Ce qui me semble frappant dans notre pays aujourd’hui, outre la discrimination en terme de ressources et de culture, c’est la discrimination spatiale. Ghettos pour pauvres, ghettos pour riches, chacun s’entoure de murs, et c’est lourd de conséquences : à chaque communauté est implicitement mais très efficacement assignée écoles, hôpitaux, modes de transports ? Voilà bien un obstacle à l’identité nationale. Les politiques subies, qui ne corrigent plus les inégalités mais les renforcent, vont dans le sens d’un morcellement national. Simultanément les enfants des couches les moins favorisées sont regroupés dans des écoles de plus en plus homogènes et les enfants des classes les plus aisés sont confrontés à une perte de sens et de valeurs : élevés pour consommer, ils sacrifient leur humanité sur l’autel d’idoles bien piètres : le paraître ? l’avoir ? Dans leurs écoles dédiées, ils se fréquentent aussi entre eux, en dehors du pays réel, de l’autre coté du périphérique, du mur.

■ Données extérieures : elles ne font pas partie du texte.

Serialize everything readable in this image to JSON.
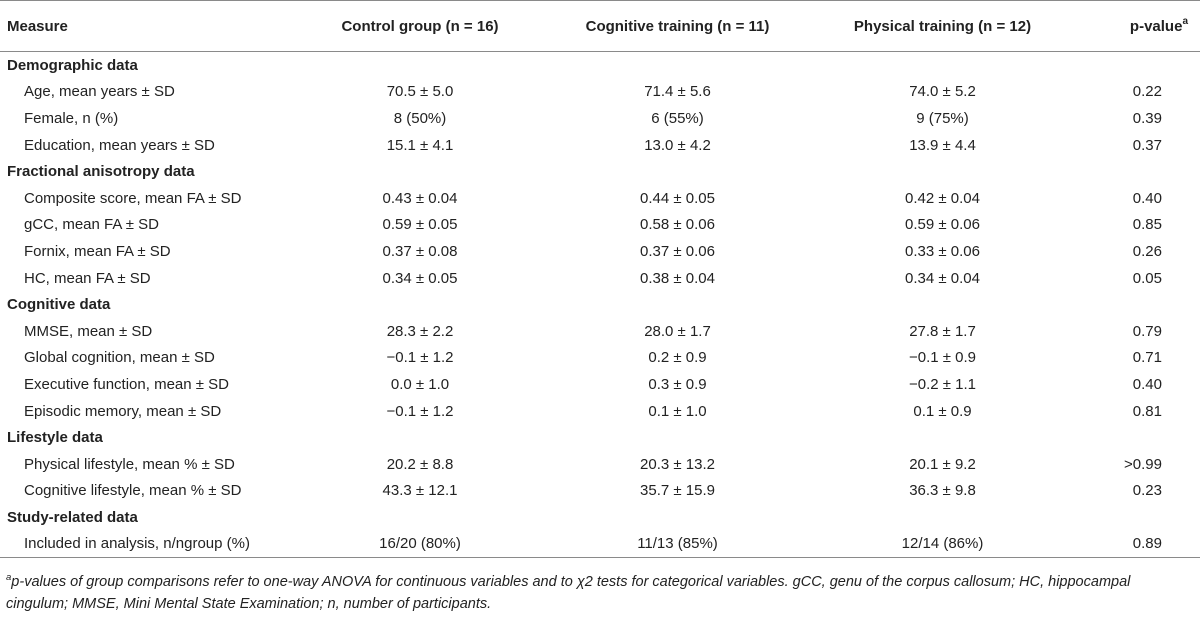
{
  "table": {
    "headers": [
      "Measure",
      "Control group (n = 16)",
      "Cognitive training (n = 11)",
      "Physical training (n = 12)",
      "p-value",
      "a"
    ],
    "sections": [
      {
        "title": "Demographic data",
        "rows": [
          [
            "Age, mean years ± SD",
            "70.5 ± 5.0",
            "71.4 ± 5.6",
            "74.0 ± 5.2",
            "0.22"
          ],
          [
            "Female, n (%)",
            "8 (50%)",
            "6 (55%)",
            "9 (75%)",
            "0.39"
          ],
          [
            "Education, mean years ± SD",
            "15.1 ± 4.1",
            "13.0 ± 4.2",
            "13.9 ± 4.4",
            "0.37"
          ]
        ]
      },
      {
        "title": "Fractional anisotropy data",
        "rows": [
          [
            "Composite score, mean FA ± SD",
            "0.43 ± 0.04",
            "0.44 ± 0.05",
            "0.42 ± 0.04",
            "0.40"
          ],
          [
            "gCC, mean FA ± SD",
            "0.59 ± 0.05",
            "0.58 ± 0.06",
            "0.59 ± 0.06",
            "0.85"
          ],
          [
            "Fornix, mean FA ± SD",
            "0.37 ± 0.08",
            "0.37 ± 0.06",
            "0.33 ± 0.06",
            "0.26"
          ],
          [
            "HC, mean FA ± SD",
            "0.34 ± 0.05",
            "0.38 ± 0.04",
            "0.34 ± 0.04",
            "0.05"
          ]
        ]
      },
      {
        "title": "Cognitive data",
        "rows": [
          [
            "MMSE, mean ± SD",
            "28.3 ± 2.2",
            "28.0 ± 1.7",
            "27.8 ± 1.7",
            "0.79"
          ],
          [
            "Global cognition, mean ± SD",
            "−0.1 ± 1.2",
            "0.2 ± 0.9",
            "−0.1 ± 0.9",
            "0.71"
          ],
          [
            "Executive function, mean ± SD",
            "0.0 ± 1.0",
            "0.3 ± 0.9",
            "−0.2 ± 1.1",
            "0.40"
          ],
          [
            "Episodic memory, mean ± SD",
            "−0.1 ± 1.2",
            "0.1 ± 1.0",
            "0.1 ± 0.9",
            "0.81"
          ]
        ]
      },
      {
        "title": "Lifestyle data",
        "rows": [
          [
            "Physical lifestyle, mean % ± SD",
            "20.2 ± 8.8",
            "20.3 ± 13.2",
            "20.1 ± 9.2",
            ">0.99"
          ],
          [
            "Cognitive lifestyle, mean % ± SD",
            "43.3 ± 12.1",
            "35.7 ± 15.9",
            "36.3 ± 9.8",
            "0.23"
          ]
        ]
      },
      {
        "title": "Study-related data",
        "rows": [
          [
            "Included in analysis, n/ngroup (%)",
            "16/20 (80%)",
            "11/13 (85%)",
            "12/14 (86%)",
            "0.89"
          ]
        ]
      }
    ]
  },
  "footnote": {
    "marker": "a",
    "text": "p-values of group comparisons refer to one-way ANOVA for continuous variables and to χ2 tests for categorical variables. gCC, genu of the corpus callosum; HC, hippocampal cingulum; MMSE, Mini Mental State Examination; n, number of participants."
  }
}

Sur une toute petite planète qui va se tendre, dans un monde qui va devenir de plus en plus dur, les migrations, qui ont toujours existé, vont se multiplier. Qui peut encore croire que nous pouvons consommer l’essentiel des ressources de la planète sans provoquer des tensions croissantes ? La question de l’identité nationale est donc : allons nous nous scléroser dans un passé mythique, ou devenir une société dynamique, c’est a dire ouverte et capable d’accueillir l’altérité comme une richesse ?

Alors, plutôt que quelques mesures « gadgets », mettons nous en marche pour fabriquer une société solidaire, économe, tournée vers la jeunesse et l’avenir. Tournons le dos à la peur des autres, inspirée par les pompiers pyromanes qui tendent la situation. Comme toujours, les vrais révolutionnaires seront pacifiques et issue de la majorité, qui seule peut faire le premier pas vers la minorité en quittant la spirale sans fin des désaccords et des agressions.

Cette politique nouvelle ne sera pas seulement en phase avec nos valeurs affichées, elle sera de surcroît plus efficace. Imaginons un instant les bénéfices que pourraient tirer nos entreprises en intégrant des personnes qui connaissent parfaitement un marché, sa langue, son terrain, ses pratiques consuméristes, ou encore la richesse que représente cette connaissance pour notre diplomatie, nos sociétés d’assurance sur les contrats internationaux, ou encore notre armée, de plus en plus projetée sur des théâtres humanitaires. Dans le même ordre d’idée, permettre un avenir à l’ensemble de nos jeunes sera également un bénéfice pour la « sécurité » si chère à nos gouvernants. Bâtir un modèle éducatif intégrateur et constructif, éduquer plutôt que réprimer, renforcer, canaliser les énergies vers la réussite sociale, au plus grand avantage de tous, plutôt que vers un avenir vide de sens.

Moins spécifiquement, à l’heure où il nous faut réfléchir à une croissance plus sobre, voire purement qualitative, il nous faut nous ouvrir vers des idées nouvelles. Ces dernières peuvent être issues de savoir faire que nous n’avons pas, traditionnels dans des cultures adaptées à des conditions moins favorables que les nôtres. Elles peuvent aussi être portées par des chercheurs formés dans nos universités à partir d’un substrat intellectuel différent. Nous avons beaucoup d’atouts en main pour réussir. Encore faut il les utiliser, comme des ressources pour bâtir un monde meilleur, à la fois plus riche en vraies valeurs humaines et plus économe en consommations, plutôt que de brandir encore et toujours le spectre de la différence et de la peur.